Ahmed Riza Bey and Dr. Nazim, two influential members of the C.U.P., used to belong to the Positivist Society of France; but both of them have kept their Muslim mentality, in spite of appearances.

Sawas Pasha, an Ottoman Christian and a liberal thinker, but who thinks as a Christian and not as a Muslim, says, in his Studies on the theory of Muslim Law: "One can render not only acceptable to, but even compulsory on the Muslim conscience all progress, all truth, every legal disposition, not hitherto accepted by the Mohammedan community or inscribed in its Law."

Attempts to civilize the Muslims, inspired by this formula, ended in failure, because they came into collision with a religion fiercely conservative and an intransigent fanaticism. It may be admitted that, theoretically, fanaticism is not incurable; but it has to be recognized nevertheless that Muslim fanaticism is absolutely irreducible. That is why the Khairallah effort of the Young Turk party towards progress was, from the outset, checked by the mass of the faithful, hostile to all innovation. To maintain itself in power, this party was obliged to deny the principles it had in the first instance proclaimed.

The revolutionary idea had germinated in the minds of the Jewish and Christian populations subject to Turkey; and it was they who prepared the movement of emancipation; but as soon as it became an accomplished fact and the Muslim Turks attempted to set up regular authority, they reverted to the narrow ideas of religious nationalism and fanaticism. The formidable insurrection in the Yemen, which tended to the dethronement of the Sultan of Turkey in favor of a Caliph of Arab race, was nothing but a movement of reaction against new ideas: against Western ideas.
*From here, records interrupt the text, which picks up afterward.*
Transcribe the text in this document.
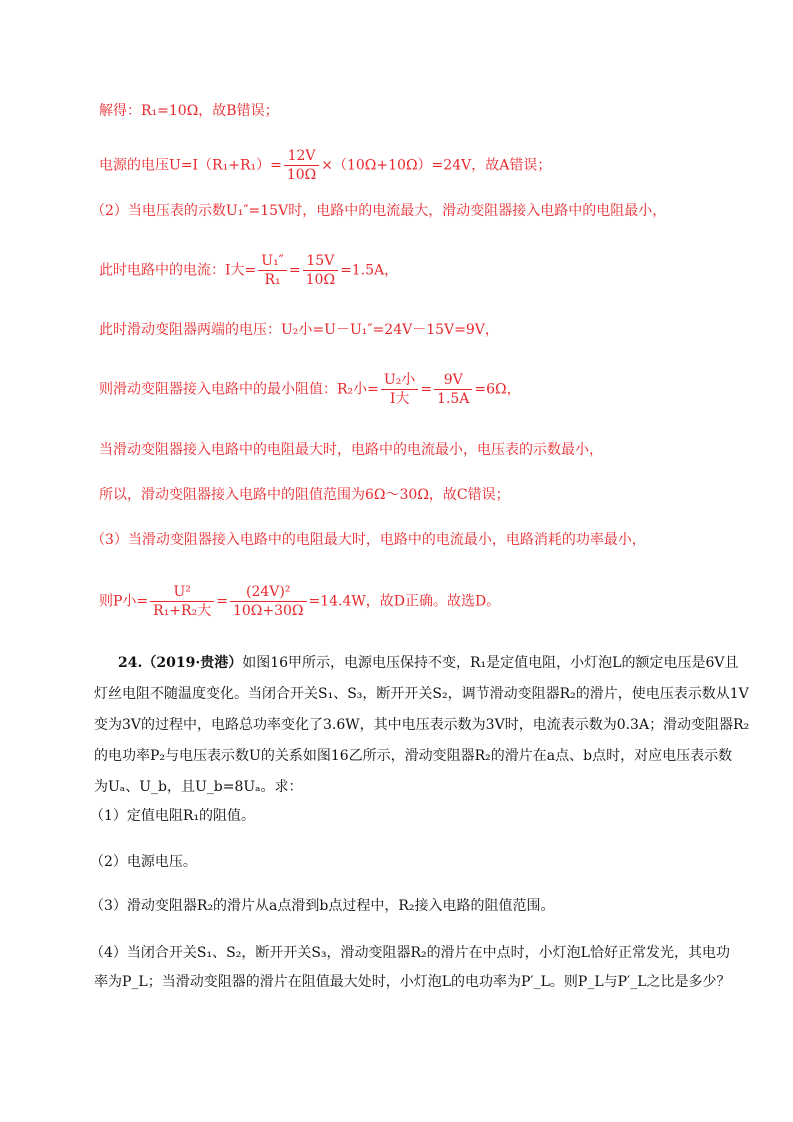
解得：R₁=10Ω，故B错误；
电源的电压$U=I(R_1+R_1)= \frac{12V}{10\Omega} \times(10\Omega+10\Omega)=24V$，故A错误；
（2）当电压表的示数U₁″=15V时，电路中的电流最大，滑动变阻器接入电路中的电阻最小，
此时电路中的电流：I大= $\frac{\text{U₁″}}{\text{R₁}} = \frac{15V}{10\Omega} =1.5A$，
此时滑动变阻器两端的电压：U₂小=U－U₁″=24V－15V=9V，
则滑动变阻器接入电路中的最小阻值：R₂小= $\frac{\text{U₂小}}{\text{I大}} = \frac{9V}{1.5A} =6\Omega$，
当滑动变阻器接入电路中的电阻最大时，电路中的电流最小，电压表的示数最小，
所以，滑动变阻器接入电路中的阻值范围为6Ω～30Ω，故C错误；
（3）当滑动变阻器接入电路中的电阻最大时，电路中的电流最小，电路消耗的功率最小，
则P小= $\frac{\text{U²}}{\text{R₁+R₂大}} = \frac{\text{(24V)²}}{10\Omega+30\Omega} =14.4W$，故D正确。故选D。
24.（2019·贵港）如图16甲所示，电源电压保持不变，R₁是定值电阻，小灯泡L的额定电压是6V且
灯丝电阻不随温度变化。当闭合开关S₁、S₃，断开开关S₂，调节滑动变阻器R₂的滑片，使电压表示数从1V
变为3V的过程中，电路总功率变化了3.6W，其中电压表示数为3V时，电流表示数为0.3A；滑动变阻器R₂
的电功率P₂与电压表示数U的关系如图16乙所示，滑动变阻器R₂的滑片在a点、b点时，对应电压表示数
为Uₐ、U_b，且U_b=8Uₐ。求：
（1）定值电阻R₁的阻值。
（2）电源电压。
（3）滑动变阻器R₂的滑片从a点滑到b点过程中，R₂接入电路的阻值范围。
（4）当闭合开关S₁、S₂，断开开关S₃，滑动变阻器R₂的滑片在中点时，小灯泡L恰好正常发光，其电功
率为P_L；当滑动变阻器的滑片在阻值最大处时，小灯泡L的电功率为P′_L。则P_L与P′_L之比是多少？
It may be compared to the Wahabite movement, and had the same object — the restoration of Islam to its original purity, by ridding it of European admixture.

More recently, the popular movement which committed the actual direction of the Ottoman Empire to the government of Ankara, was inspired by identical sentiments, and the first act of the government was to depose the Sultan on the ground of too great a complaisance towards foreigners.

One of the most eminent Orientalists of the present day, Snouck Hurgronje, whose works have thrown a startling light upon the psychology of Muslim nations, has proved irrefutably the falsity of the theories of Sawas Pasha.[11] It will be useful to sum up his argument:

The Creed and the Law of Islam have become in the course of their evolution less and less flexible; the political and social happenings of modern times afford ample proof of this. The question is not what we, with our methods of reasoning, are going to do with the dogmas of Islam, but rather what Islam itself, following its own doctrine and its own history, wishes to deduce from them.

Islam would have to deny in toto its historic past to enter upon the path traced for it by Sawas Pasha. Doubtless, whether they like it or not, the Muslims have to accommodate themselves gradually to the manners and institutions proceeding from modern Europe; but it is not to be imagined that the juridical theory, springing from the very heart of Mohammedan populations, which has maintained itself against all contrary influences, is going to yield today to any action coming from outside. Islam, as soon as it sees itself attacked, withdraws to its strongest positions.

The Muslim certainly makes some concessions which do not affect any religious principle: for instance, he accepts the railway, the telegraph, the steamship; but the civilization which has produced these things, together with its legislative principles, is, for all the faithful, an abomination that they will only tolerate under compulsion. As for the young men educated in French schools, they calmly superimpose foreign science upon their traditional faith, without making any attempt to reconcile the two.

Islam forms a block of intangible traditions, of prejudices, of bigoted faith. The Muslim, bound by his religion, cannot accept Western progress. The two civilizations are too different, too much opposed ever to admit of mutual inter-penetration.